A secreção vaginal normal é composta de substâncias semelhantes às do soro sanguíneo. Feita de água, albumina (uma proteína abundante no corpo) e de células brancas do sangue, além de mucina, a secreção normal é translúcida e sem impurezas. Não é subproduto de excreção tóxica, como a urina ou as fezes. As cores dos corrimentos que fogem desse padrão e indicam a presença de infecção variam entre o amarelado, esverdeado, marrom, roxo e até o preto tipo borra de café (ver tabela).

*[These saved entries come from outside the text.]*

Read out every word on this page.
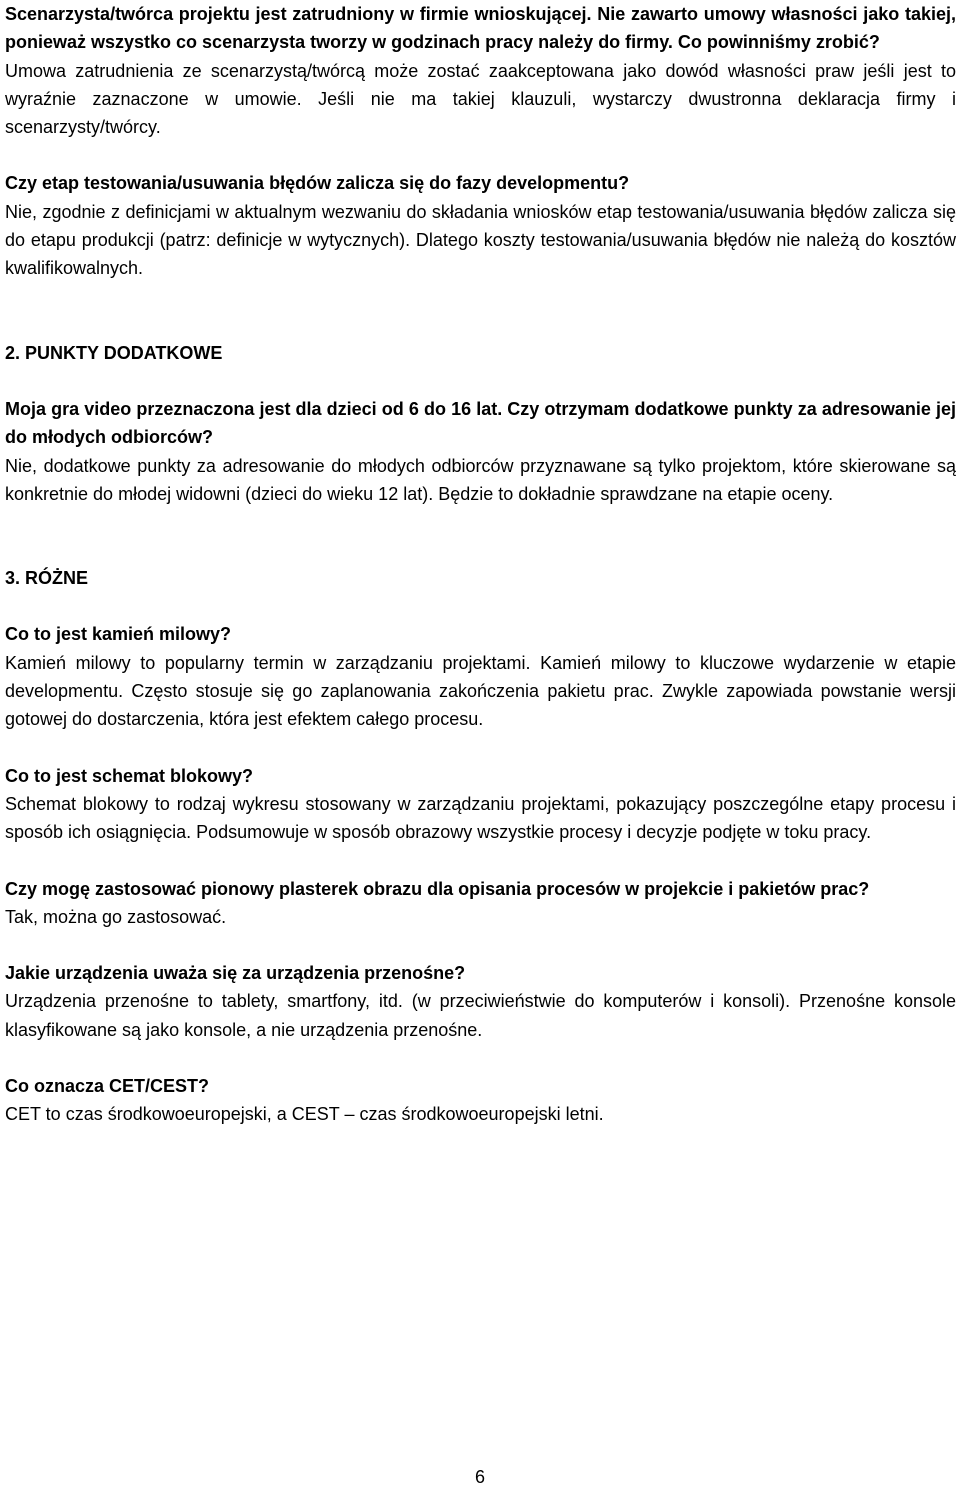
Scenarzysta/twórca projektu jest zatrudniony w firmie wnioskującej. Nie zawarto umowy własności jako takiej, ponieważ wszystko co scenarzysta tworzy w godzinach pracy należy do firmy. Co powinniśmy zrobić?

Umowa zatrudnienia ze scenarzystą/twórcą może zostać zaakceptowana jako dowód własności praw jeśli jest to wyraźnie zaznaczone w umowie. Jeśli nie ma takiej klauzuli, wystarczy dwustronna deklaracja firmy i scenarzysty/twórcy.

Czy etap testowania/usuwania błędów zalicza się do fazy developmentu?

Nie, zgodnie z definicjami w aktualnym wezwaniu do składania wniosków etap testowania/usuwania błędów zalicza się do etapu produkcji (patrz: definicje w wytycznych). Dlatego koszty testowania/usuwania błędów nie należą do kosztów kwalifikowalnych.

2. PUNKTY DODATKOWE

Moja gra video przeznaczona jest dla dzieci od 6 do 16 lat. Czy otrzymam dodatkowe punkty za adresowanie jej do młodych odbiorców?

Nie, dodatkowe punkty za adresowanie do młodych odbiorców przyznawane są tylko projektom, które skierowane są konkretnie do młodej widowni (dzieci do wieku 12 lat). Będzie to dokładnie sprawdzane na etapie oceny.

3. RÓŻNE

Co to jest kamień milowy?

Kamień milowy to popularny termin w zarządzaniu projektami. Kamień milowy to kluczowe wydarzenie w etapie developmentu. Często stosuje się go zaplanowania zakończenia pakietu prac. Zwykle zapowiada powstanie wersji gotowej do dostarczenia, która jest efektem całego procesu.

Co to jest schemat blokowy?

Schemat blokowy to rodzaj wykresu stosowany w zarządzaniu projektami, pokazujący poszczególne etapy procesu i sposób ich osiągnięcia. Podsumowuje w sposób obrazowy wszystkie procesy i decyzje podjęte w toku pracy.

Czy mogę zastosować pionowy plasterek obrazu dla opisania procesów w projekcie i pakietów prac?

Tak, można go zastosować.

Jakie urządzenia uważa się za urządzenia przenośne?

Urządzenia przenośne to tablety, smartfony, itd. (w przeciwieństwie do komputerów i konsoli). Przenośne konsole klasyfikowane są jako konsole, a nie urządzenia przenośne.

Co oznacza CET/CEST?

CET to czas środkowoeuropejski, a CEST – czas środkowoeuropejski letni.

6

O termômetro da saúde vaginal é o índice de PH, ou potencial hidrigeniontico (ver PH Vaginal). O PH mede o grau de acidez ou alcalinidade de uma substância.A água, por exemplo, uma substância reconhecidamente neutra, tem índice 7 de PH. O PH da vagina saudável é mais ácido do que, por exemplo, o PH do café preto, que é 5. Ele varia de 3,8 a 4,5. Trata-se de um nível de acidez semelhante ao de um bom vinho tinto, observa a escritora Natalie Angier, ao comentar, entusiasmada: "Esta é a vagina que canta, é a vagina com buquê, com pernas."
CORRIMENTOS CRÔNICOS
De acordo com Iara Linhares, especialista em vaginose do serviço de ginecologia do Hospital das Clínicas de São Paulo e pesquisadora da Universidade de Cornell, em Nova York (EUA), os preservativos costumam estar na origem de grande parte dos casos de corrimentos crônicos. O látex das camisinhas pode provocar uma reação alérgica na vagina e desequilibrar o seu pH. O uso de produtos de higiene íntima (duchas vaginais) são outro agente irritante importante. As duchas vaginais destroem a flora benéfica de lactobacilos de Doderlein, que protegem a vagina de bactérias invasivas.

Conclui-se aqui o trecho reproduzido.